I have found the two attached papers to be very useful. In the regression context this means that you are likely to be much more successful when p >> n (when there are many more columns in your design matrix than rows). Your worst out of sample results are likely to be where p is close to n. This is particularly important in time-varying parameter/coeff regression, where the number of effective observations is small (in each individual lookback kernel. this goes for state-space estimates as well as explicit half-kernel coeff estimates), and the pool of potential predictor variables is large. Essentially Kelly et al show that Fisher's Infinitesimal Models applies to market forecasting as well as to genetics (Omnigenics, "benign overfit"). Two of the authors are associated with AQR, and Kelly has an impressive sounding title there (as well as his Yale association).
Moving from overdetermined to underdetermined regression will likely [as much as] double out-of-sample R^2. This may be the single easiest thing an ET basement quant can do to improve his forecast metrics.
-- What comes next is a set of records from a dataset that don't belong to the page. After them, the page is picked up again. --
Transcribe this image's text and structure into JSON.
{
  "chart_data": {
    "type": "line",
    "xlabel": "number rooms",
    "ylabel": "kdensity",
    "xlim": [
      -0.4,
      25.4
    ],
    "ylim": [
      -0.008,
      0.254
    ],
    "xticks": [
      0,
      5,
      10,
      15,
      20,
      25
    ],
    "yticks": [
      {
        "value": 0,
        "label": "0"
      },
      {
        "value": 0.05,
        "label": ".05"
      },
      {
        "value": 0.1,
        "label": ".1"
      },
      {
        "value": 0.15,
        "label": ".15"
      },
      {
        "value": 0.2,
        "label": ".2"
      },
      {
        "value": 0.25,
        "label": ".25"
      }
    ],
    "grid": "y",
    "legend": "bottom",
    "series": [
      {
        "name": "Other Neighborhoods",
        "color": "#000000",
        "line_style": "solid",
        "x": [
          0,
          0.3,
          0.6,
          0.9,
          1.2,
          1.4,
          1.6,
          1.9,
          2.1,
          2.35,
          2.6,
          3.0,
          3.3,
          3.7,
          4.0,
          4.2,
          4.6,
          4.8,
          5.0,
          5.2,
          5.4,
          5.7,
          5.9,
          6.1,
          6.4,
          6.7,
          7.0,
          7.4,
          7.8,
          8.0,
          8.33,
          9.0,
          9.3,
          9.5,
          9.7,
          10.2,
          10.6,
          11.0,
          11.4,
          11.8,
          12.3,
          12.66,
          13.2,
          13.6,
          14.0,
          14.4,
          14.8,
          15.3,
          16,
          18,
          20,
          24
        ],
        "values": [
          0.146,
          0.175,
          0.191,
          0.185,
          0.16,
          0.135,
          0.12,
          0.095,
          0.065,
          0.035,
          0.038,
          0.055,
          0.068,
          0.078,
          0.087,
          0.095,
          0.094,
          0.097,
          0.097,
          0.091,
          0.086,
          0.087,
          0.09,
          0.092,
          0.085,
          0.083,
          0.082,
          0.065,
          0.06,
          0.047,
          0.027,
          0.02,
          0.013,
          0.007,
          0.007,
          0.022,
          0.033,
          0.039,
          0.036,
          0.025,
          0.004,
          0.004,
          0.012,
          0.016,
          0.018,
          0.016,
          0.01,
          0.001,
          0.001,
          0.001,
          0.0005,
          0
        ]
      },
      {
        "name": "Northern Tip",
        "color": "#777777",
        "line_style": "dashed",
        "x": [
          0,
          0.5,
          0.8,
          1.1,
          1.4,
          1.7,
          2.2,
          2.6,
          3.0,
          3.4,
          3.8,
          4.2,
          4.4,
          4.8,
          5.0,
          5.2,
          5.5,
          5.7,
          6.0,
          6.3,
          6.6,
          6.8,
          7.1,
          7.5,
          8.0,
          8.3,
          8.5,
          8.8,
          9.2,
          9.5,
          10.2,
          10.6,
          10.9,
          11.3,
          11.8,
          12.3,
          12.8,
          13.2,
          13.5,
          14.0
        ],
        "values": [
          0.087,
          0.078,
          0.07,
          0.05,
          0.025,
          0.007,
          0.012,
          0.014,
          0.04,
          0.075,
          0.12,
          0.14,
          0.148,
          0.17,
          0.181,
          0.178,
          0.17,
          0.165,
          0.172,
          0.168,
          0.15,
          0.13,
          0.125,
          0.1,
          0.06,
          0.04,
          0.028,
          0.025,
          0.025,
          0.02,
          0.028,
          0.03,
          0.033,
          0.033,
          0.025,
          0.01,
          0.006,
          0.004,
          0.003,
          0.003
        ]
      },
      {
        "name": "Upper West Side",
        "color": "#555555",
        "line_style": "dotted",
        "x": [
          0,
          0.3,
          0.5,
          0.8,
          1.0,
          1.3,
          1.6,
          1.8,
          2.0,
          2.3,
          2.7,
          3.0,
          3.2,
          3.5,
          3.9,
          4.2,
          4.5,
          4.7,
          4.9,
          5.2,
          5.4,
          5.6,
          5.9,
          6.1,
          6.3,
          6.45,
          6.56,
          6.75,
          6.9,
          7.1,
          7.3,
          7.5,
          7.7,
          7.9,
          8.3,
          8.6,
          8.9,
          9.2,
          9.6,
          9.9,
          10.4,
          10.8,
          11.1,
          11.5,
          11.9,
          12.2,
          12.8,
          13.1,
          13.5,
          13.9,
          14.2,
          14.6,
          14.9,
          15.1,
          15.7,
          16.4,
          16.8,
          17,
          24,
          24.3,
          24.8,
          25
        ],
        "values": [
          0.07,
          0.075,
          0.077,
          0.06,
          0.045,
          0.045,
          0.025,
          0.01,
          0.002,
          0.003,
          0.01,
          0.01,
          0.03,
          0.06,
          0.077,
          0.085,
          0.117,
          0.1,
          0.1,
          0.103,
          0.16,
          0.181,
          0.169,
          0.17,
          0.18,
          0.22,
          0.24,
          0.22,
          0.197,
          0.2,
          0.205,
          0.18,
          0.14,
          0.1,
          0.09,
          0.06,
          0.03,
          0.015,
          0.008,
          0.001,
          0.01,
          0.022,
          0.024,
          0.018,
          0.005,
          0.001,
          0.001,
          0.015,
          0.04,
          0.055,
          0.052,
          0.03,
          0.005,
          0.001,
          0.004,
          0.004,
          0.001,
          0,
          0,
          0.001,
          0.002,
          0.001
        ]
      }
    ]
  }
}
From Virtue of Complexity in Return Prediction:
"We prove that, in the high-complexity regime (P >> N), expected out-of-sample forecast accuracy and portfolio performance are strictly increasing in model complexity. The analyst should always use the largest approximating model that he can compute. Applying optimal shrinkage to large P models enhances performance further (indeed, we derive the choice of shrinkage that maximizes expected out-of-sample model performance). In other words, when the true data- generating process (DGP) is unknown, the approximation gains achieved through model complexity dominate the statistical costs of heavy parameterization."
Also:
footnote 5:
"Relatedly, Rapach et al (2010) show that MSE decomposes into a scale-free (correlation) component and a scale-dependent component. It is the scale- free component that is important for trading strategy performance."
Note: optimal shrinkage parameter referenced in the quote (e.g. ridge lambda) above will often be slightly negative in the p >> n regime.